Yes, I believe it's very important to try to understand the runes from within the specific cultural context, and then to apply them to today's world from there. Certainly, for example, there is value in an intuitive approach to the Tarot, because of the imagery and it's effect upon the subconscious. However, if one studies the Hermetic traditions that gave rise to that imagery, the ableness of the subconscious to intuit the meanings is greatly enhanced. With the runes as they are, there simply isn't enough represented in the glyphs themselves to give an intuitive inlet WITHOUT additional supplementation of knowledge from an outside source. For many, this is found by reading the interpretations of one or another contemporary authors, but at the end of the day, there are ONLY the three traditional runes poems; old icelandic, anglo-saxon and old norwegian. Every scholar that has written on the runes has only found their interpretations through these poems, and the connections they find therein as related to Norse mythology on the whole.



Yes, if they can first enter into the position of those who created the runes and understand from their perspective.
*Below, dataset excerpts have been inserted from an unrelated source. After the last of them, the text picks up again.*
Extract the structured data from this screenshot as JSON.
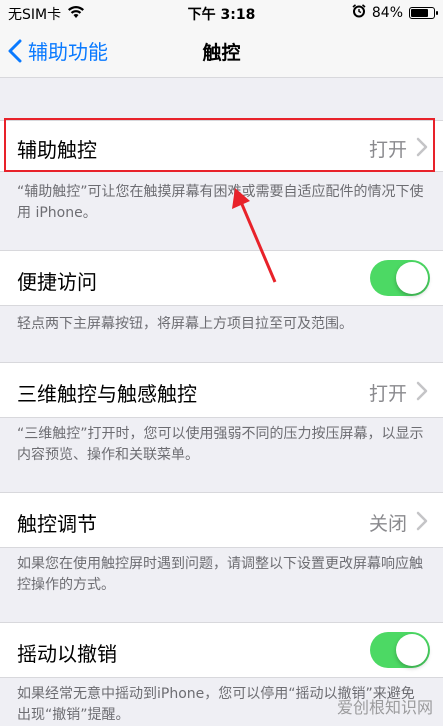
{
  "status_bar": {
    "carrier": "无SIM卡",
    "time": "下午 3:18",
    "battery": "84%",
    "battery_level": 0.84
  },
  "nav": {
    "back_label": "辅助功能",
    "title": "触控"
  },
  "sections": [
    {
      "label": "辅助触控",
      "value": "打开",
      "footer": "“辅助触控”可让您在触摸屏幕有困难或需要自适应配件的情况下使用 iPhone。"
    },
    {
      "label": "便捷访问",
      "toggle_on": true,
      "footer": "轻点两下主屏幕按钮，将屏幕上方项目拉至可及范围。"
    },
    {
      "label": "三维触控与触感触控",
      "value": "打开",
      "footer": "“三维触控”打开时，您可以使用强弱不同的压力按压屏幕，以显示内容预览、操作和关联菜单。"
    },
    {
      "label": "触控调节",
      "value": "关闭",
      "footer": "如果您在使用触控屏时遇到问题，请调整以下设置更改屏幕响应触控操作的方式。"
    },
    {
      "label": "摇动以撤销",
      "toggle_on": true,
      "footer": "如果经常无意中摇动到iPhone，您可以停用“摇动以撤销”来避免出现“撤销”提醒。"
    }
  ],
  "watermark": "爱创根知识网",
  "colors": {
    "accent": "#0a7aff",
    "toggle_on": "#4cd964",
    "annotation": "#e8222a"
  }
}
Otherwise, I believe it creates an adultured or watered down approach.
Agree 100%. And in fairness to my time constraints I am immersed in Avalonian magic as well as ramming in as much NA/shamanic study, relevant to my area of the world, as humanly possible. It's hard to keep up with just that, so I know full well I can't afford the time to delve into anything else. Still, I enjoy the runes and learning bits as I go. This project of yours is wonderful and very informative - thanks again!